De même j'aimais ces stylos-plumes de marque Schaeffer, au lourd corps de métal
noir brossé, et leur capacité de tenir une écriture à la fois minuscule et
grasse. Je ne supporte pas, s'il s'agit de récit, ce qui porte atteinte à la
vitesse : le clavier aujourd'hui le permet, ils sont sur une plaque
souple, on s'habitue à les utiliser sans voir et c'est comme ça que j'entame ce
texte, première heure, juste au lever, avec un bol de café et le silence du
dehors, la nuit pas encore défaite, l'ordinateur tenu sur les genoux dans
quelque recoin qui ne soit pas la table de travail et ses tâches du jour :
listes dans mini-bloc-notes hors du traitement de texte principal, schémas et
noms, déroulé des heures - et c'est nouvelle grotte ou nouveau labyrinthe, ce
qu'on peut associer à l'incendie du Hilton. (p. 15-16)
Des Salons du livre en général, et de celui-ci en particulier, j'ai peu à
dire : ce qui nous occupe n'est pas un métier, en tout cas ça se passe
ailleurs que dans ces entassements clos. Et ceux qu'on y croise, quand le
hasard vous y ramène, sont comme la partie morte de ce petit monde : on
dirait qu'eux ça leur convient, qu'ils n'en louperaient pas un de toute la
France, y ont leurs habitudes presque comme d'un portemanteau réservé. Certains
de mes plus proches amis, on peut se voir une fois tous les deux ans, c'est
bien le roulement de temps qu'il nous faut pour avoir accumulé de quoi exprimer
ce qu'on a (si je prenais ses mots à lui) ou conquis, ou vaincu, ou déplacé -
ou bien, au contraire, là où on s'est résigné, et dont on laisse à d'autres le
soin d'investir le territoire aperçu, sombre, hostile. C'était un Salon comme
les autres, et sans cette table ronde sur le numérique je n'aurais pas, de
moi-même, eu le souhait d'y participer, ni même d'y traîner : le livre,
pour ses lecteurs, est un objet rare, personnel, et non pas ces accumulations
en masse qui en mêlent toutes les catégories, vous donnent le tournis, tout en
vous faisant respirer cette poussière des allées de ciment brut, ici aggravée
par les sous-sols. (p. 51-52)
Utiliser des noms de personnes, existantes, qu'elles aient réellement été à
ce Salon du livre de Montréal, ou bien que je les y convoque fictivement, au
nom de la logique même de mon récit : ne rien laisser qui permette de
trancher. Organiser même, en amont et rétrospectivement, les traces Internet
qui construisent l'ambiguïté, ça doit pouvoir se négocier. (p. 158-159)

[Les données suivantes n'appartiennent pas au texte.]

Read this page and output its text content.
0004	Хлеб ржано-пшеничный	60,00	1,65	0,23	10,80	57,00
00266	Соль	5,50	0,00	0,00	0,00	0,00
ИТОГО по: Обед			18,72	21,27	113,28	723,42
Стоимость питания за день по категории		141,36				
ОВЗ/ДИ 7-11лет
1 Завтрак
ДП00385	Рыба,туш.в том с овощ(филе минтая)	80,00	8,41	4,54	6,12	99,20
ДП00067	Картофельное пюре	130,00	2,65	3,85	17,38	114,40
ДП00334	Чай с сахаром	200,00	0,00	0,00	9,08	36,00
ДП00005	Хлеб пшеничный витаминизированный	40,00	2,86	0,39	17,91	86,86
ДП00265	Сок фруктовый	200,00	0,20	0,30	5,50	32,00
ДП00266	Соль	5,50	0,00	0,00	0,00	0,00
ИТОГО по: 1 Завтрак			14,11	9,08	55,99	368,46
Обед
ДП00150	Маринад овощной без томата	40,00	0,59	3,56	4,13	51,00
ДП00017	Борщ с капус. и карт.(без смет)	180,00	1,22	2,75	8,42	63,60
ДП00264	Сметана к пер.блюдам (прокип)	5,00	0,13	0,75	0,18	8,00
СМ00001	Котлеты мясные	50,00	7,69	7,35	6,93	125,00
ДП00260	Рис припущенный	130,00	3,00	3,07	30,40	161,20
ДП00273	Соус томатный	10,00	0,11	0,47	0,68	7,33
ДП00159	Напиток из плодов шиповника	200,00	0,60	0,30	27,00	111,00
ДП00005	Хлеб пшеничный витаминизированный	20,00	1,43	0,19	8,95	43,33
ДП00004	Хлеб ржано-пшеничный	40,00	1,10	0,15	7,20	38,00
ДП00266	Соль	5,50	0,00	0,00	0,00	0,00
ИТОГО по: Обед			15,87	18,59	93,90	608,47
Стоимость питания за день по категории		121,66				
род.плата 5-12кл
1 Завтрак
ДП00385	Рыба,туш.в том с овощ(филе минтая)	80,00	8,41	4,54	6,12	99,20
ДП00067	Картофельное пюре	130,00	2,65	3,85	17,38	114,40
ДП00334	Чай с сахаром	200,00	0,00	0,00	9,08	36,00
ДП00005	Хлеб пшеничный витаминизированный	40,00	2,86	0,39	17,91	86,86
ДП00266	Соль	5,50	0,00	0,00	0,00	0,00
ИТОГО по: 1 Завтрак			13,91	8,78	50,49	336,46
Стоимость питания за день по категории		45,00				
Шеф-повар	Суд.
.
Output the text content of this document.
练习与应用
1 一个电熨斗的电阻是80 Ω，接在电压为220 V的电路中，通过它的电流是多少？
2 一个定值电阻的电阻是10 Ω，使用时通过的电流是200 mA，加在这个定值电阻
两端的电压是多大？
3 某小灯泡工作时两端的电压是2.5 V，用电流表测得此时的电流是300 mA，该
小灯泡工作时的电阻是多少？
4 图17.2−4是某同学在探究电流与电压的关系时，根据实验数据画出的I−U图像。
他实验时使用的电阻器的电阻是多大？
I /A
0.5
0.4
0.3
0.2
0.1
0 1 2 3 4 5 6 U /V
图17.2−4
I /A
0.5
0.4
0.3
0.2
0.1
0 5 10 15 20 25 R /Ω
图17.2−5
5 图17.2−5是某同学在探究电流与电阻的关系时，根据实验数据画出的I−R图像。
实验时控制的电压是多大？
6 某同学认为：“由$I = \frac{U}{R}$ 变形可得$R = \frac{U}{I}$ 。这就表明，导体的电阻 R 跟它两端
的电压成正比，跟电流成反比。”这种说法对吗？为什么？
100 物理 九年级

Consciencieusement évacuer toute version intermédiaire : ça m'aura aidé
à avancer. Reste celles que j'envoie régulièrement, en cours de travail, à une
boîte aux lettres créée il y a déjà quatre ou cinq ans uniquement pour cela, et
dans laquelle je n'ai jamais fait le ménage, n'ayant jamais eu besoin de
l'ouvrir. Étrange de penser à ce genre de dépôt. (p. 180)
Titre de travail, tout au long de la rédaction : Typologie de
l’incendie du Hilton. Tenté aussi : Nouveau Monde. (p.